As the financial market wavers and business growth remains uncertain, occupancies for commercial buildings continue to ebb, leading to the lowest lease rates in Southern California in years.
Vacancy rates increased across the board in the three major Southern California commercial markets: the greater Los Angeles area, Orange County and the Inland Empire. Along with greater vacancies in commercial rental properties comes the attendant drop in lease rates.
Downtown Los Angeles, arguably being the most stable and established of the three areas, sustained the least amount of loss with vacancies currently ranking at 17%-just a 1 percentage point increase over one year’s time. Rents in downtown Los Angeles slipped from $2.97 per square foot to $2.83. This nominal price decrease can be attributed to the majority of downtown properties being owned by an elite group of landlords who are staunchly maintaining their prices.
Commercial property owners in other areas of Southern California do not have this luxury. Orange County now has a 22% vacancy rate. Coming in at a whopping 25%, one quarter of the commercial properties in the Inland Empire are now empty. Both of these markets are suffering from the glut of commercial property development during the Millennium Boom. Los Angeles has not endured as many vacancies due to the fact that even in boom times the downtown area was slow to develop.
The well-qualified renter is in an excellent position to negotiate, with property owners eager to find new tenants and making substantial concessions to keep good ones. However, the approach to signing long-term lease agreements is split. Some renters are seeking to lock in what they consider to be the best deal for as long as they can, while others are holding out until the market reaches the always-elusive and difficult-to-forecast low-point.
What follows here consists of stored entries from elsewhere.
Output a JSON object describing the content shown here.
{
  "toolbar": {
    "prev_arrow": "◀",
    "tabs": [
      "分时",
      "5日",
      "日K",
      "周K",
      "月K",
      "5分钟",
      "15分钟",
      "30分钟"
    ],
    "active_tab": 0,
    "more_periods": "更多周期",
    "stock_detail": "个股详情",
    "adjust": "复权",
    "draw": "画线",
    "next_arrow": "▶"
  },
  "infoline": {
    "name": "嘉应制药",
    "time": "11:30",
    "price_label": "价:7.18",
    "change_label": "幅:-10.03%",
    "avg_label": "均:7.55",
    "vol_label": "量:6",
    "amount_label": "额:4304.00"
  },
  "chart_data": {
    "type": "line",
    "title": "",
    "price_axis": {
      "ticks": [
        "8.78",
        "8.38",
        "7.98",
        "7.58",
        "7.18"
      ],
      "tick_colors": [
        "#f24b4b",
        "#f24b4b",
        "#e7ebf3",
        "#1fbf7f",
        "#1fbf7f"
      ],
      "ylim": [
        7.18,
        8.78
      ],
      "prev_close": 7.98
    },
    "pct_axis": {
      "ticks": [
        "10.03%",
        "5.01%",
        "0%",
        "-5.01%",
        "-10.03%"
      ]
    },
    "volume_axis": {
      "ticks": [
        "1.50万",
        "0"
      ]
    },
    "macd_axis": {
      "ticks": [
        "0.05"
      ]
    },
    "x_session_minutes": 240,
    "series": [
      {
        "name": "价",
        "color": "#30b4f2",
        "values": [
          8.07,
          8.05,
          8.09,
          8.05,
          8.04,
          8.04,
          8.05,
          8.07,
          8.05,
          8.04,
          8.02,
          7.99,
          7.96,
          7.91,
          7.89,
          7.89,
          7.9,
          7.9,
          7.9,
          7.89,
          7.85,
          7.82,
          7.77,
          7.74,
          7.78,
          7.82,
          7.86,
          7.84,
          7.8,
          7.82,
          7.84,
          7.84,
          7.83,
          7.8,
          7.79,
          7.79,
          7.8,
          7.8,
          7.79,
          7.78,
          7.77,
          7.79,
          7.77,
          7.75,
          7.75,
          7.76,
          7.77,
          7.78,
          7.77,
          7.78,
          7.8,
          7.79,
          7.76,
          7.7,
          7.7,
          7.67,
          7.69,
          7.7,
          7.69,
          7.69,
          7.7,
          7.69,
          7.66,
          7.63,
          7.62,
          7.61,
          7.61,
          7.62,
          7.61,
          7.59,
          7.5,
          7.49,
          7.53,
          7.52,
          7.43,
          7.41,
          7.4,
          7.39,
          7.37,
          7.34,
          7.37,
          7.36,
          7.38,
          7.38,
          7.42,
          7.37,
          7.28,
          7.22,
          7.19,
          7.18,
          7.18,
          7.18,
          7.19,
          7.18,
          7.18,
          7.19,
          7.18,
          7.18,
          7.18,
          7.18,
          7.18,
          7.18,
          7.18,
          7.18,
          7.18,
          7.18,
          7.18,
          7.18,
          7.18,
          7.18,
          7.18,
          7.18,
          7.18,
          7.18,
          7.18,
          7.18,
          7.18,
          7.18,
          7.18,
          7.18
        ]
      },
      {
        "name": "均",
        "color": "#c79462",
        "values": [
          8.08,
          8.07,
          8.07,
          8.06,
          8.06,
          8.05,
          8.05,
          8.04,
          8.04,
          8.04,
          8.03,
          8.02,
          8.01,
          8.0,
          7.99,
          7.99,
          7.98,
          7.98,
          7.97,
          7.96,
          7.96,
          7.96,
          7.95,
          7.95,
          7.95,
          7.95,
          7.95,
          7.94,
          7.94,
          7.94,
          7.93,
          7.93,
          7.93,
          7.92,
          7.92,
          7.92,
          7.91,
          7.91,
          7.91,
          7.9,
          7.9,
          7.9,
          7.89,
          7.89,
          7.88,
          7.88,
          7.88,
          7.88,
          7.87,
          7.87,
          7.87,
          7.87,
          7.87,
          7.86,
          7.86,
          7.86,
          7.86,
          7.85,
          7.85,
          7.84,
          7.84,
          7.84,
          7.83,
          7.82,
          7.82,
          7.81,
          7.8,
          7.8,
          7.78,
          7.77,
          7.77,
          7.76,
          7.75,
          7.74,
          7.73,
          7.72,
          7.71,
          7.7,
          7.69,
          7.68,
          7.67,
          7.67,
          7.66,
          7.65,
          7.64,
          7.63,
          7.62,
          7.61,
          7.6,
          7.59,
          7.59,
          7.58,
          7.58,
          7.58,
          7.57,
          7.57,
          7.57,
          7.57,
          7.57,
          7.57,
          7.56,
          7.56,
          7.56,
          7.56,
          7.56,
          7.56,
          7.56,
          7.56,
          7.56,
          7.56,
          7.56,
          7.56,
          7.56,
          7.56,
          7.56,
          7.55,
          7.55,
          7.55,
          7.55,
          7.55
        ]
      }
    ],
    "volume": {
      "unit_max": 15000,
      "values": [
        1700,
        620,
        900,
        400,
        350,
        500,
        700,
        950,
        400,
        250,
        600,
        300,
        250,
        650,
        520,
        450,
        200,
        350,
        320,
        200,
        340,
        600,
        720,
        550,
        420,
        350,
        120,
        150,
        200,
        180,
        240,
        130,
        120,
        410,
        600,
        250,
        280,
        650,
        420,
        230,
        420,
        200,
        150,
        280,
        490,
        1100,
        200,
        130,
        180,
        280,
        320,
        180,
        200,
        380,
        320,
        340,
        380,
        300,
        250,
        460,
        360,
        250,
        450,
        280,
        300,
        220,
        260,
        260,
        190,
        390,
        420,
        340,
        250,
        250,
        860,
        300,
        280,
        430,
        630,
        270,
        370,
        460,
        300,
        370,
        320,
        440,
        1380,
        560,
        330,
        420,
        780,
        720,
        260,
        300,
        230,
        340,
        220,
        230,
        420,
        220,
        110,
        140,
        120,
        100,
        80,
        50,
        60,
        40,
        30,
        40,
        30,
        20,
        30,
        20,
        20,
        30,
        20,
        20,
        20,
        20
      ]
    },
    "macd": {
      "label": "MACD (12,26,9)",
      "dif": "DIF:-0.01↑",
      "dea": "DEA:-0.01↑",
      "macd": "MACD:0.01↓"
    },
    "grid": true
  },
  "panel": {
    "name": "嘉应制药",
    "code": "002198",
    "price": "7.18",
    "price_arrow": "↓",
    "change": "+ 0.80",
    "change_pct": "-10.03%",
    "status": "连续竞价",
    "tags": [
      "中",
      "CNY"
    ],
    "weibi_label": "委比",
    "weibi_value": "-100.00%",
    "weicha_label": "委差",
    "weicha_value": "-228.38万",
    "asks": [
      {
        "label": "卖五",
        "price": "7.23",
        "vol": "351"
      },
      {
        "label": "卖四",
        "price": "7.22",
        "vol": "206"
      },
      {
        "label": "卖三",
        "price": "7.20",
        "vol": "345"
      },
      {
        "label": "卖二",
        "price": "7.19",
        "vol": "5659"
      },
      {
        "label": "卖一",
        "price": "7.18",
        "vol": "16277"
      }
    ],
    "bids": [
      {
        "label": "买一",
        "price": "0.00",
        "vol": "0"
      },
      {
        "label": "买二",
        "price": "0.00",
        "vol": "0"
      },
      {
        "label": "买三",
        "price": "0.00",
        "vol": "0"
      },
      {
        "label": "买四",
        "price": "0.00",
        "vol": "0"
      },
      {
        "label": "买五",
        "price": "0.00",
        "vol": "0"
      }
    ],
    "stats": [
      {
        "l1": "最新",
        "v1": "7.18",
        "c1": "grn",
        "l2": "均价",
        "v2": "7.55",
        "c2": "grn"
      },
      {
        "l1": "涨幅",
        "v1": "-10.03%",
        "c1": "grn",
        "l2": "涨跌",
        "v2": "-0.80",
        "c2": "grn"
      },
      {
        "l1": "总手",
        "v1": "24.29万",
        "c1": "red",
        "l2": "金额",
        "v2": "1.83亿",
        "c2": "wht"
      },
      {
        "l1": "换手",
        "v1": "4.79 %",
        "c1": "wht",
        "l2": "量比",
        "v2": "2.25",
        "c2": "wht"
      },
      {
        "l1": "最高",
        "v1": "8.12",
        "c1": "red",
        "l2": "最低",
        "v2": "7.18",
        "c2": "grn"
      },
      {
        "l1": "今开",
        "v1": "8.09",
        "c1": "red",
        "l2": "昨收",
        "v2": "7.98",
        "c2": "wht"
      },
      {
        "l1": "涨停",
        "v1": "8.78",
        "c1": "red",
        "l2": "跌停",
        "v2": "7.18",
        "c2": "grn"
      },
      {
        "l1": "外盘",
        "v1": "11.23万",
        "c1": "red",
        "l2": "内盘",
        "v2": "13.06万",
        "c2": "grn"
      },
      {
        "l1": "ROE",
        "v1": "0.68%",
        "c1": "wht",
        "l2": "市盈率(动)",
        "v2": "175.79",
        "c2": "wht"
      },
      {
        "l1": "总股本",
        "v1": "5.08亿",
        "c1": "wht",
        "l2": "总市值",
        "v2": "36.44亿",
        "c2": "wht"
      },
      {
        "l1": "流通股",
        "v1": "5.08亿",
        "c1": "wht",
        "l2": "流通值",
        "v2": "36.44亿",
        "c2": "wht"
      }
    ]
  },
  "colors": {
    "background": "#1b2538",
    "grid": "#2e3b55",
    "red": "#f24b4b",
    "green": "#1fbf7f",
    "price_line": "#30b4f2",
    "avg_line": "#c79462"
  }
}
first tuesday take: Holdouts well into 2013 may be rewarded for their obstinacy. Several market factors point to a continued increase in vacancy rates and thus a greater decline in rents for at least the next year.
One aspect of the current commercial property market not often considered is the amount of rental spaces currently under lease that are not being occupied, known in the commercial real estate industry as shadow space. A troublesome lag will exist in absorbing space now on the market while existing tenants fill out the shadow spaces.
Job growth is extremely slow in California and small businesses have not yet stopped downsizing and thus need less space to operate. Further, tenant psychology is adversely affected by a flagging market. Those looking to occupy commercial space are now looking for property that will satisfy only their basic needs. A deficit in demand for larger, more comfortable office space will continue to affect the overall value of not only these properties but the surrounding ones as well. Less seems to be more at the moment.
Vacancy rates in commercial rental properties are directly related to job growth and the gross annual income of the population in the surrounding area. When business owners begin to lease more space and lease rates increase in turn, the sales volume of single family residences (SFRs) in the surrounding community will pick up. Until then, prepare to bump along for a couple of years on the flat line of the aborted checkmark recovery. [For more on the checkmark-shaped recovery, see the December, 2009 first tuesday article, The flat line recovery: a side-effect of sticky housing prices.]
Re: “Office vacancies rise, rents drop in southland again” from the Los Angeles Times
Contrary to this report, I have seen figures that give the vacancy rate of downtown Los Angeles at 14.4%, which would be a pretty considerable 260 basis point difference from the 17.0% vacancy rate given here. Granted, these could be explained by the different sources, metrics, and means used to gather the data, but regardless, the stability of the area is not disputed (the change in vacancy rate) as even in my rankings the rate rose just 20 basis points from last quarter. However, in reference to commercial property rental rates , these numbers ARE significantly lower than the 17.4% vacancy rate nationwide, or even the 18.6% rate of the West region of the United States, and would lead to more stable rates being asked for rent.